Say project config has thumbnailTemplate that can define where the thumbnails are saved using the full context. E.g. one could decide to store it globally in the project in {root}/resources/thumbnails/{thumbnail} or per asset {root}/{asset}/{thumbnail} (simplified example).

Then the asset (or version or representation?) would just provide a thumbnail data that would be what is added to the template? Would that be good enough?

Again, we should avoid hardcoding full paths in the database (cross-OS, multiple offices, etc.)

mottosso commented 4 years ago

I remember suggesting this before, but what about:

  1. Studio/workstation defines an environment variable, e.g. ICON_ROOT=/some/path
  2. DB provides suffix, e.g. spiderman/heroCharacterIcon.png

That way, you get cross-platform and flexibility on where icons are at. The suffix could even be interpreted as an ID of sorts, if the icon is stored in the/another DB.

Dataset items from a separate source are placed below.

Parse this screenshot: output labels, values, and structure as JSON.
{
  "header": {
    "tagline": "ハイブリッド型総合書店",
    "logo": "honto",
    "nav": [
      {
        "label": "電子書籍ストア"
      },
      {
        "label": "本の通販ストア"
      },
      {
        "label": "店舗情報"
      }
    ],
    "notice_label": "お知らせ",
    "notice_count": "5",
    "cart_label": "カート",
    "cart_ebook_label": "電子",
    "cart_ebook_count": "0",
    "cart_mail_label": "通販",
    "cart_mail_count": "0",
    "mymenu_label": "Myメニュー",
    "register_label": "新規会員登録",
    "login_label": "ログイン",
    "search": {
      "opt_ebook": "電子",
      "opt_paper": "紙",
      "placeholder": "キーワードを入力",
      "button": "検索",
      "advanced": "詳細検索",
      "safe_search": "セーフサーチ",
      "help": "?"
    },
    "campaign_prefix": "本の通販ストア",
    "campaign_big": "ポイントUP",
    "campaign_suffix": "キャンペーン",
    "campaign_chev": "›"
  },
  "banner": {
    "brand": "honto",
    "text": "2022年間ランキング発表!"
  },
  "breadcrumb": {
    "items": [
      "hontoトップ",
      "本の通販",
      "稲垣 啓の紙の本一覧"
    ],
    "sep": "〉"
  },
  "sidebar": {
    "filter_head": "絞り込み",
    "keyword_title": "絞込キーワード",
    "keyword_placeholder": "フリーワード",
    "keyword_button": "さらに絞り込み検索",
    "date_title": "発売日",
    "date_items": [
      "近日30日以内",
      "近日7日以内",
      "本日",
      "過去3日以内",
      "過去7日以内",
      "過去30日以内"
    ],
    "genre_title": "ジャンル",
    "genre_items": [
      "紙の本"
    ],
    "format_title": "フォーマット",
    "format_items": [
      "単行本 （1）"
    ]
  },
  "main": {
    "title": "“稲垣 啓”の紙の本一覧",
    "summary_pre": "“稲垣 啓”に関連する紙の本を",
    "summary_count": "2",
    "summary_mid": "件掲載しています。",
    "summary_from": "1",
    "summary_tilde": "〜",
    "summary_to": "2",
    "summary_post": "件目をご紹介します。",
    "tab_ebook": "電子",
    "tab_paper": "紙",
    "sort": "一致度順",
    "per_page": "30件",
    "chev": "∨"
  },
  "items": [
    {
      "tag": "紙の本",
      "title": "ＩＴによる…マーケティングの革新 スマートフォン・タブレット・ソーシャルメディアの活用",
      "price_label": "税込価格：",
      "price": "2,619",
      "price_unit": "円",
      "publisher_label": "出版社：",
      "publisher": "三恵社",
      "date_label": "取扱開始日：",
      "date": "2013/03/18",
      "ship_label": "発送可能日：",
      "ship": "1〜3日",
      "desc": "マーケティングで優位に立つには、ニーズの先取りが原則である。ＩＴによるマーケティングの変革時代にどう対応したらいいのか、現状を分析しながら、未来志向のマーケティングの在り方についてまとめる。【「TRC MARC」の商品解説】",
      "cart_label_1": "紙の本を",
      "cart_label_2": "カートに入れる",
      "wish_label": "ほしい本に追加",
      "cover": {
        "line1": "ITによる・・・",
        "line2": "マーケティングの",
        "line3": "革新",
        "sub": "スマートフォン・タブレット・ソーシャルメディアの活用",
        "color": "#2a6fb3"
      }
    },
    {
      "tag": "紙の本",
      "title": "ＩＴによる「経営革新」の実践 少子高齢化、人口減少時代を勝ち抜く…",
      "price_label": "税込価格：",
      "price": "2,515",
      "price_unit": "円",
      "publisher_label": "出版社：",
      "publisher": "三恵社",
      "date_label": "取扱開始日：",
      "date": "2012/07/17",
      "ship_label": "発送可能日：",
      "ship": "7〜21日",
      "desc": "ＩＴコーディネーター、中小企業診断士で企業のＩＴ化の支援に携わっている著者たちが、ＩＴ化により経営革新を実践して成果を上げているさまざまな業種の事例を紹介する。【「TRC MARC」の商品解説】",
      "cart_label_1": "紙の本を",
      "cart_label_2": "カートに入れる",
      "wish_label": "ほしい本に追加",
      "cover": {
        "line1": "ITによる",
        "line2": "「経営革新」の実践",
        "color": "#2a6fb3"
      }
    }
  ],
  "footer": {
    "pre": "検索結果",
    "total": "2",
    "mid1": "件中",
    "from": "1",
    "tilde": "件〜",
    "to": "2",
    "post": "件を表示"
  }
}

also to prevent performance hits on the db calls.

Have you profiled it? Because my guess is fetching anything from the DB is going to be a lot faster than dealing with files. The DB is essentially a big Python dict, handing out data straight from memory, especially from frequent reads.

Try not to prematurely optimise this. I would give serialising it into a db entry like we mentioned above a try. You may just find it's quicker than you'd expect and I can't think of any reason you would want thumbnails separated from their database entry, unless it's for some (potentially misplaced) optimisation reason.

For sequences/video, that's a separate problem domain altogether. I would solve one problem at a time. Thumbnails are useful in their own right is likely to have a very different access pattern and usecase.

mkolar commented 4 years ago

Should have been more clear about the path :)

Studio/workstation defines an environment variable, e.g. ICON_ROOT=/some/path DB provides suffix, e.g. spiderman/heroCharacterIcon.png

Say project config has thumbnailTemplate that can define where the thumbnails are saved using the full context. E.g. one could decide to store it globally in the project in {root}/resources/thumbnails/{thumbnail} or per asset {root}/{asset}/{thumbnail} (simplified example).

Absolutely. (well some combination of the two :) ). We were thinking along similar lines. So that studio can potentially move the thumbnail path around different storage if needed. Keeping in mind that in cross-platform scenarios, it would be up to the studio setup to make sure this root is resolved to the correct platform.

Maybe simply {THUMBNAIL_ROOT}/P01_superProject/{thumbnailID}.png

The reason I don't use asset here is that thumbnails are generated from asset/substet/version and can then be used on asset itself for example, but also on the version. Storing just the id doesn't bake in the link to the original created context, thus making it easier to reuse. Client might want to display the latest published thumbnail on an asset for example. We could do that dynamically.

Have you profiled it? Because my guess is fetching anything from the DB is going to be a lot faster >than dealing with files.

We haven't, however, here are our thoughts.

That being said, it would be trivial to have multiple option for studio to choose from. If they want them in the DB, so be it, if on the drive, no problem. It's just about pointing to that data.

am not sure that's needed. Can't we just support a filepath either with a frame identifier like %04d in the case you'd need a sequence.

Yeah we discussed the same point a lot. But what if you want to store multiple resolutions in the future? What happens when you want to assign the same thumbnail to multiple entities? We want to for example use a generic thumbnail or icon for any entity that doesn't have it's own yet. These will need to be stored somewhere. We just feel that adding a new entity is the cleanest way to work with this data.

When it comes to the animation, we think that thumbnail should by default always be single image. If you store a sequence (to show turnaround in gui for instance) it should be extra data that only loads when you need it.